Erfahrung braucht Zeit

Einblicke vom Lernen mit Hugo Loetscher

„Ein Junge in Brasilien erzählt mir, er habe mit vierzehn das erste Mal ein Paar Schuhe bekommen. Die ganze Familie ging zum Einkaufen mit. Dann, einige Tage später, regnete es, und der Junge trat in eine Wasserlache. Der Vater ohrfeigte ihn und wies ihn zurecht, dass er die Schuhe bei Regen ausziehen solle, ansonsten gingen sie kaputt.“ Hugo Loetscher

2004 hatte ich das Privileg, den Schriftsteller und Journalisten Hugo Loetscher in seiner Zürcher Wohnung interviewen zu dürfen. Ziel war es, Einblick in sein Schaffen zu erhalten und von einem der Grossen zu lernen. Seine Werke faszinierten mich schon vor meinem Studium: seine Sprache, die Vielseitigkeit, seine Haltung.

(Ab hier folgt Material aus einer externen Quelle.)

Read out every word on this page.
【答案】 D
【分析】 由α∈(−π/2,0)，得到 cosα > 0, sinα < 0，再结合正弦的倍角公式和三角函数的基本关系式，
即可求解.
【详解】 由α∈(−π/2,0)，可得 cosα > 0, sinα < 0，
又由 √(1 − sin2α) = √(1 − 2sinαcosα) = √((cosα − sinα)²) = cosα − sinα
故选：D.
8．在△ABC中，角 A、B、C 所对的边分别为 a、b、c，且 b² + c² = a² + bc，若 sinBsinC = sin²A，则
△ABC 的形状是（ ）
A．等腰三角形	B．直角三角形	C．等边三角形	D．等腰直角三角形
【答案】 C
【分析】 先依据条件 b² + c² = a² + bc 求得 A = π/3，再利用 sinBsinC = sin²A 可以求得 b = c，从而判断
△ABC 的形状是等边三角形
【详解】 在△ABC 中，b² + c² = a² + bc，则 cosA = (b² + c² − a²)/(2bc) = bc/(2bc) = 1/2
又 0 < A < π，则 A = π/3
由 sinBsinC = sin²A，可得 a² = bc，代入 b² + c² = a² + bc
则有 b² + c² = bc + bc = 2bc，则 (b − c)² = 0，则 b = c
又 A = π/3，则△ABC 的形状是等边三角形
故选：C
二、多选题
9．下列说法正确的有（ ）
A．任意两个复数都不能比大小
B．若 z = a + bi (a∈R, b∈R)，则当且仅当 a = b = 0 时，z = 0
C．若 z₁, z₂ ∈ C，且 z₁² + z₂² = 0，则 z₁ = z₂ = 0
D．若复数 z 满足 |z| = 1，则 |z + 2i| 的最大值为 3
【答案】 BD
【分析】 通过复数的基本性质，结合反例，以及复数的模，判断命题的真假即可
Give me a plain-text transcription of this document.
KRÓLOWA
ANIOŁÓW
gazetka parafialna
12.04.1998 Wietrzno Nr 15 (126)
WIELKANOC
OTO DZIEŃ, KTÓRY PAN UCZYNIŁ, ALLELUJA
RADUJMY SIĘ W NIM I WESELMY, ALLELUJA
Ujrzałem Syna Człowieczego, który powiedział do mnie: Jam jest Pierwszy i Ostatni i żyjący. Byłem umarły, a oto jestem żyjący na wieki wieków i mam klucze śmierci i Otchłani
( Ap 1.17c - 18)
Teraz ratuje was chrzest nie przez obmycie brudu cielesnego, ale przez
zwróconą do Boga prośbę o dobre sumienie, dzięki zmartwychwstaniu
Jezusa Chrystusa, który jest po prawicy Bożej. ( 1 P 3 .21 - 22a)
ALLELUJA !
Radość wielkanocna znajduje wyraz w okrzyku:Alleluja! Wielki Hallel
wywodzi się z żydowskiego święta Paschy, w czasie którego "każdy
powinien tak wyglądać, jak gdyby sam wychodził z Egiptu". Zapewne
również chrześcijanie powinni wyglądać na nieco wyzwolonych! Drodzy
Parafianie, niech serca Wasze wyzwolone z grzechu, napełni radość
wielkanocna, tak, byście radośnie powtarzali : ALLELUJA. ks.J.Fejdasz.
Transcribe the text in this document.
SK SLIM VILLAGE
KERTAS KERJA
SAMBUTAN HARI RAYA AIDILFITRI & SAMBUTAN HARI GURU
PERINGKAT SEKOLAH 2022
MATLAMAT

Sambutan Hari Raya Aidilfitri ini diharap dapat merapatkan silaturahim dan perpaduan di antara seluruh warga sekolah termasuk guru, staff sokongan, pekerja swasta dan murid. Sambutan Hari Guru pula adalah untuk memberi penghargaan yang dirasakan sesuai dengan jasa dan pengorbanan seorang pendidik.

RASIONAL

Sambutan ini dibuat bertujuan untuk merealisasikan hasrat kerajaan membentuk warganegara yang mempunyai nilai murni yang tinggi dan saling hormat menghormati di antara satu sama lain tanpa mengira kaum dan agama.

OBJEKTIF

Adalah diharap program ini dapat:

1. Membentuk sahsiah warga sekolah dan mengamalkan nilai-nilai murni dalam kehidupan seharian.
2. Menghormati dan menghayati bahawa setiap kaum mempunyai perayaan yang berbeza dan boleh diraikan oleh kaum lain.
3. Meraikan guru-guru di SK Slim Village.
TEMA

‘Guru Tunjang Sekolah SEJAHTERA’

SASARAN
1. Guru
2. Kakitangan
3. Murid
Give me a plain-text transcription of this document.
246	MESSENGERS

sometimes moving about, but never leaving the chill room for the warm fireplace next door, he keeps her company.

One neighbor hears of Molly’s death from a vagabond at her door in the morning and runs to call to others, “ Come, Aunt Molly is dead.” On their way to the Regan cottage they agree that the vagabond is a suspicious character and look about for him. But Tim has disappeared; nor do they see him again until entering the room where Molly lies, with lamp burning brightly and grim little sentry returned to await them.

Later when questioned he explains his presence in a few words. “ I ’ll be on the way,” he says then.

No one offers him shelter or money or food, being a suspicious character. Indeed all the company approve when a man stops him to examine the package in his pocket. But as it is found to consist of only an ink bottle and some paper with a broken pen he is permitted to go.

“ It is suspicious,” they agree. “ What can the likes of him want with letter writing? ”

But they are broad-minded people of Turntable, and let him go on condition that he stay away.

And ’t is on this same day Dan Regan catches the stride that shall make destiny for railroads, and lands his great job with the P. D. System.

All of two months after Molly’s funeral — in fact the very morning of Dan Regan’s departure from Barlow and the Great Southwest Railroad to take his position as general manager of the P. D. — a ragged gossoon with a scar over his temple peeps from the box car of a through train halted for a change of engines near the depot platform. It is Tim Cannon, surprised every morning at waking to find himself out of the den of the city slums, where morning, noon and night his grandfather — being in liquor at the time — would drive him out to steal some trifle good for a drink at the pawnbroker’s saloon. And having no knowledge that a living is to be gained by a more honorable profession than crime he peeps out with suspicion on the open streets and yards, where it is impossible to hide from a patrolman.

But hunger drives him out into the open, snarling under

Im Gespräch erzählte mir Loetscher: „Journalismus heisst für mich primär informieren.“ Sein Anspruch war es, möglichst objektiv zu berichten, auch wenn absolute Objektivität in einem journalistischen Text wohl nie möglich ist. Über zwanzig Jahre später bleibt mir besonders seine Ruhe im Beschreiben und seine stilistische Präzision in Erinnerung. Mein Fazit: Erfahrung braucht Zeit und Austausch – illustriert am Beispiel seiner Reportage "Eine Adresse in der Favela".

 

Erfahrungsschatz: Wie Reportagen entstehen

Für seine Reportage in der Favela Rocinha in Rio de Janero besuchte Loetscher das Viertel dreimal: Zuerst ohne Vorbereitung, um Eindrücke wirken zu lassen. Beim zweiten Mal mit Konzept und Fragen, gezielt zur Informationssammlung. Danach folgte theoretische Recherche – Literatur, Archive, Gespräche mit Experten. Der dritte Besuch diente der Verifizierung: Stimmten seine Eindrücke, fehlt etwas? Erst dann schloss er seinen Text ab.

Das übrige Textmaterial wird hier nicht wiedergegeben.